高校生の頃は大人になればなるほど、色々なことを知って、楽に生きられると思っていました(笑)。だから早く大人になりたかった。年齢を重ね、20代になり、30代になり、色々と経験を積んで色々なことを知る一方で、知ったが故にまだまだ足りないことがわかってくる。その先がまだまだあることが判明して、楽になるどころじゃない(笑)。状況が18歳の時とあまり変わっていないんじゃないか。あれもやりたい、あれもやらなければならないという気持ちが。
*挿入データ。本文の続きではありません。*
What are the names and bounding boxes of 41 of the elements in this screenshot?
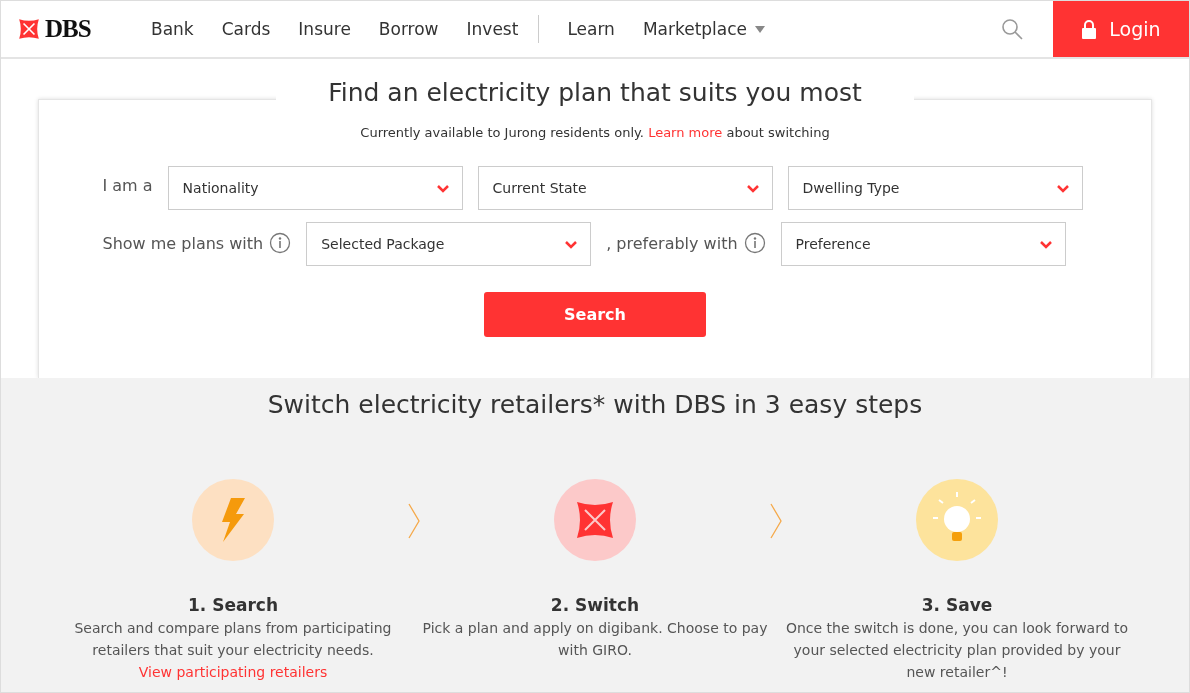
chevron-down-icon <box>435 183 450 193</box>
select-dropdown[interactable]: Selected Package <box>306 222 592 266</box>
chevron-down-icon <box>564 239 579 249</box>
availability-note: Currently available to Jurong residents only. Learn more about switching <box>360 125 830 140</box>
login-button[interactable]: Login <box>1053 1 1189 57</box>
info-icon[interactable] <box>743 232 766 254</box>
step-description: Pick a plan and apply on digibank. Choose to pay with GIRO. <box>421 619 769 660</box>
chevron-right-icon <box>408 503 420 539</box>
select-dropdown[interactable]: Current State <box>477 166 773 210</box>
step-title: 1. Search <box>188 595 278 615</box>
search-icon[interactable] <box>1001 18 1023 40</box>
nav-link[interactable]: Borrow <box>364 19 453 39</box>
lightning-bolt-icon <box>219 498 247 542</box>
step-description: Once the switch is done, you can look forward to your selected electricity plan provided by your new retailer^! <box>784 619 1130 682</box>
select-dropdown[interactable]: Dwelling Type <box>787 166 1083 210</box>
field-label: , preferably with <box>606 233 738 253</box>
select-dropdown[interactable]: Nationality <box>167 166 463 210</box>
chevron-down-icon <box>1038 239 1053 249</box>
select-dropdown[interactable]: Preference <box>780 222 1066 266</box>
nav-link[interactable]: Marketplace <box>628 19 780 39</box>
field-label: Show me plans with <box>102 233 264 253</box>
field-label: I am a <box>102 175 153 195</box>
search-button[interactable]: Search <box>484 292 706 337</box>
logo-text[interactable]: DBS <box>45 15 91 43</box>
lock-icon <box>1081 19 1098 39</box>
nav-link[interactable]: Invest <box>452 19 533 39</box>
step-title: 3. Save <box>921 595 993 615</box>
info-icon[interactable] <box>269 232 292 254</box>
nav-link[interactable]: Cards <box>207 19 285 39</box>
chevron-down-icon <box>745 183 760 193</box>
section-title: Switch electricity retailers* with DBS in 3 easy steps <box>267 390 923 419</box>
chevron-right-icon <box>770 503 782 539</box>
step-description: Search and compare plans from participating retailers that suit your electricity needs. <box>73 619 393 660</box>
chevron-down-icon <box>1055 183 1070 193</box>
nav-link[interactable]: Bank <box>137 19 208 39</box>
caret-icon <box>755 25 766 33</box>
nav-link[interactable]: Learn <box>553 19 629 39</box>
logo-icon <box>17 17 41 41</box>
step-title: 2. Switch <box>550 595 640 615</box>
nav-link[interactable]: Insure <box>284 19 365 39</box>
learn-more-link[interactable]: Learn more <box>648 125 723 140</box>
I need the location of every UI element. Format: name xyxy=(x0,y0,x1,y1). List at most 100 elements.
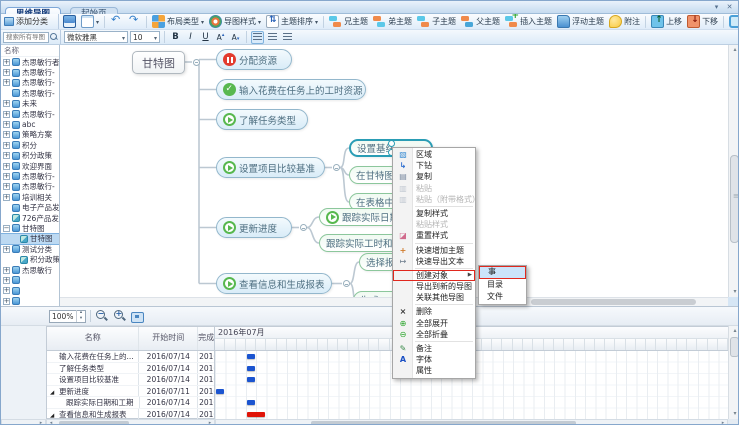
expander-icon[interactable] xyxy=(3,298,10,305)
collapse-toggle[interactable] xyxy=(300,224,307,231)
了解任务类型[interactable]: 了解任务类型 2016/07/14 2016/0 xyxy=(47,363,214,375)
tree-item[interactable] xyxy=(1,286,59,296)
expander-icon[interactable] xyxy=(3,131,10,138)
menu-paste-style[interactable]: 粘贴样式 xyxy=(393,219,475,230)
note-button[interactable]: 附注 xyxy=(607,14,642,29)
table-hscroll-thumb[interactable] xyxy=(59,421,129,425)
menu-quick-add-topic[interactable]: + 快速增加主题 xyxy=(393,245,475,256)
tree-item[interactable]: 积分 xyxy=(1,140,59,150)
redo-button[interactable] xyxy=(126,14,143,29)
panel-collapse-icon[interactable] xyxy=(711,2,722,12)
align-center-button[interactable] xyxy=(266,31,279,44)
map-style-button[interactable]: 导图样式 xyxy=(207,14,263,29)
menu-link-other-map[interactable]: 关联其他导图 xyxy=(393,292,475,303)
panel-close-icon[interactable] xyxy=(724,2,735,12)
move-down-button[interactable]: 下移 xyxy=(685,14,720,29)
collapse-toggle[interactable] xyxy=(343,280,350,287)
search-input[interactable] xyxy=(3,32,49,43)
tree-item[interactable]: 杰思敏行者 xyxy=(1,57,59,67)
canvas-hscroll-thumb[interactable] xyxy=(531,299,696,305)
zoom-fit-icon[interactable] xyxy=(131,312,144,323)
tree-item[interactable]: 策略方案 xyxy=(1,130,59,140)
tree-item[interactable] xyxy=(1,275,59,285)
expander-icon[interactable] xyxy=(3,246,10,253)
menu-create-object[interactable]: 创建对象 ▶ xyxy=(393,270,475,281)
tree-item[interactable]: 测试分类 xyxy=(1,244,59,254)
tree-item[interactable] xyxy=(1,296,59,306)
zoom-in-icon[interactable] xyxy=(113,309,127,323)
tree-item[interactable]: 杰思敏行- xyxy=(1,67,59,77)
scroll-right-icon[interactable] xyxy=(719,420,727,425)
tree-item[interactable]: 培训相关 xyxy=(1,192,59,202)
expander-icon[interactable] xyxy=(3,152,10,159)
row-expander-icon[interactable] xyxy=(50,411,54,420)
expander-icon[interactable] xyxy=(3,287,10,294)
align-left-button[interactable] xyxy=(251,31,264,44)
输入花费在任务上的...[interactable]: 输入花费在任务上的... 2016/07/14 2016/0 xyxy=(47,351,214,363)
menu-paste-with-format[interactable]: ▥ 粘贴（附带格式） xyxy=(393,194,475,205)
canvas-vscroll-thumb[interactable] xyxy=(730,155,739,243)
submenu-item-event[interactable]: 事 xyxy=(479,266,526,279)
menu-expand-all[interactable]: ⊕ 全部展开 xyxy=(393,318,475,329)
submenu-item-file[interactable]: 文件 xyxy=(479,291,526,304)
menu-font[interactable]: A 字体 xyxy=(393,354,475,365)
expander-icon[interactable] xyxy=(3,100,10,107)
topic-enter-task-hours[interactable]: 输入花费在任务上的工时资源 xyxy=(216,79,366,100)
child-topic-button[interactable]: 子主题 xyxy=(415,14,458,29)
timeline-vscroll-thumb[interactable] xyxy=(730,337,739,357)
menu-copy-style[interactable]: 复制样式 xyxy=(393,208,475,219)
font-family-select[interactable]: 微软雅黑 xyxy=(64,31,128,43)
menu-collapse-all[interactable]: ⊖ 全部折叠 xyxy=(393,329,475,340)
collapse-toggle[interactable] xyxy=(333,164,340,171)
gantt-bar[interactable] xyxy=(216,389,224,394)
scroll-right-icon[interactable] xyxy=(206,420,214,425)
spin-down-icon[interactable] xyxy=(77,316,85,322)
tree-item-gantt-selected[interactable]: 甘特图 xyxy=(1,234,59,244)
underline-button[interactable]: U xyxy=(199,31,212,44)
layout-type-button[interactable]: 布局类型 xyxy=(150,14,206,29)
跟踪实际日期和工期[interactable]: 跟踪实际日期和工期 2016/07/14 2016/0 xyxy=(47,397,214,409)
parent-topic-button[interactable]: 父主题 xyxy=(459,14,502,29)
zoom-out-icon[interactable] xyxy=(95,309,109,323)
add-category-button[interactable]: 添加分类 xyxy=(1,14,59,29)
设置项目比较基准[interactable]: 设置项目比较基准 2016/07/14 2016/0 xyxy=(47,374,214,386)
topic-view-info-reports[interactable]: 查看信息和生成报表 xyxy=(216,273,332,294)
floating-topic-button[interactable]: 浮动主题 xyxy=(555,14,606,29)
expander-icon[interactable] xyxy=(3,267,10,274)
save-button[interactable] xyxy=(61,14,78,29)
timeline-vertical-scrollbar[interactable]: ▴ ▾ xyxy=(728,326,739,419)
expander-icon[interactable] xyxy=(3,121,10,128)
tree-item[interactable]: 杰思敏行- xyxy=(1,88,59,98)
gantt-bar[interactable] xyxy=(247,377,255,382)
menu-remark[interactable]: ✎ 备注 xyxy=(393,343,475,354)
italic-button[interactable]: I xyxy=(184,31,197,44)
expander-icon[interactable] xyxy=(3,142,10,149)
undo-button[interactable] xyxy=(108,14,125,29)
collapse-toggle[interactable] xyxy=(193,59,200,66)
menu-drill-down[interactable]: ↳ 下钻 xyxy=(393,160,475,171)
timeline-hscroll[interactable] xyxy=(215,419,728,425)
menu-region[interactable]: ▧ 区域 xyxy=(393,149,475,160)
tree-item[interactable]: 未来 xyxy=(1,99,59,109)
gantt-zoom-input[interactable] xyxy=(50,312,76,321)
timeline-hscroll-thumb[interactable] xyxy=(311,421,576,425)
table-hscroll[interactable] xyxy=(46,419,215,425)
gantt-bar[interactable] xyxy=(247,412,265,417)
shrink-font-button[interactable]: A xyxy=(229,31,242,44)
topic-sort-button[interactable]: 主题排序 xyxy=(264,14,320,29)
topic-set-project-baseline[interactable]: 设置项目比较基准 xyxy=(216,157,325,178)
expander-icon[interactable] xyxy=(3,225,10,232)
expander-icon[interactable] xyxy=(3,277,10,284)
menu-reset-style[interactable]: ◪ 重置样式 xyxy=(393,230,475,241)
scroll-right-icon[interactable] xyxy=(37,420,45,425)
tree-item[interactable]: 726产品发 xyxy=(1,213,59,223)
region-button[interactable]: 区域 xyxy=(727,14,739,29)
export-button[interactable] xyxy=(79,14,101,29)
align-right-button[interactable] xyxy=(281,31,294,44)
expander-icon[interactable] xyxy=(3,79,10,86)
gantt-bar[interactable] xyxy=(247,366,255,371)
topic-update-progress[interactable]: 更新进度 xyxy=(216,217,292,238)
canvas-vertical-scrollbar[interactable]: ▴ ▾ xyxy=(728,45,739,297)
root-topic[interactable]: 甘特图 xyxy=(132,51,185,74)
menu-paste[interactable]: ▥ 粘贴 xyxy=(393,183,475,194)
でも、足りない自分に楽しみを感じてもいるのです。40歳になった時にはこの「中村貴志」はどうなっているんだろう?50歳になった時は?非常に楽しみです。もちろん干されて、クラシック音楽業界から消えている可能性もありますが(笑)。成功か失敗か、自分に勝つか負けるか、音楽家の生き方はある種ギャンブルなようなもので、それに賭けるしかない。失敗する時もある。しかし、「次こそは!」と奮い立たせる僕自身でありたいと思っています。こう書くと、ギャンブル好きなように思われますが、巷にあるギャンブルの類は一切やりません。そんなところで運を使ってしまったらもったいないし、人生のギャンブルだけで十分スリルを味わっていますから(笑)。
とりとめもなく書いていたら、エラい内容になってきたなぁ。総じて言えるのは、経験したことが全て音楽するのに役に立つということ。生きることが即音楽に結びつく。音楽家というのはそういう仕事なのです。でも、これはプロ、アマチュアを問わないと思います。僕はたまたま音楽で飯を食えていますが、音楽を愛する気持ちは同じですから。その気持ちを大事にして、これからも生きていきます。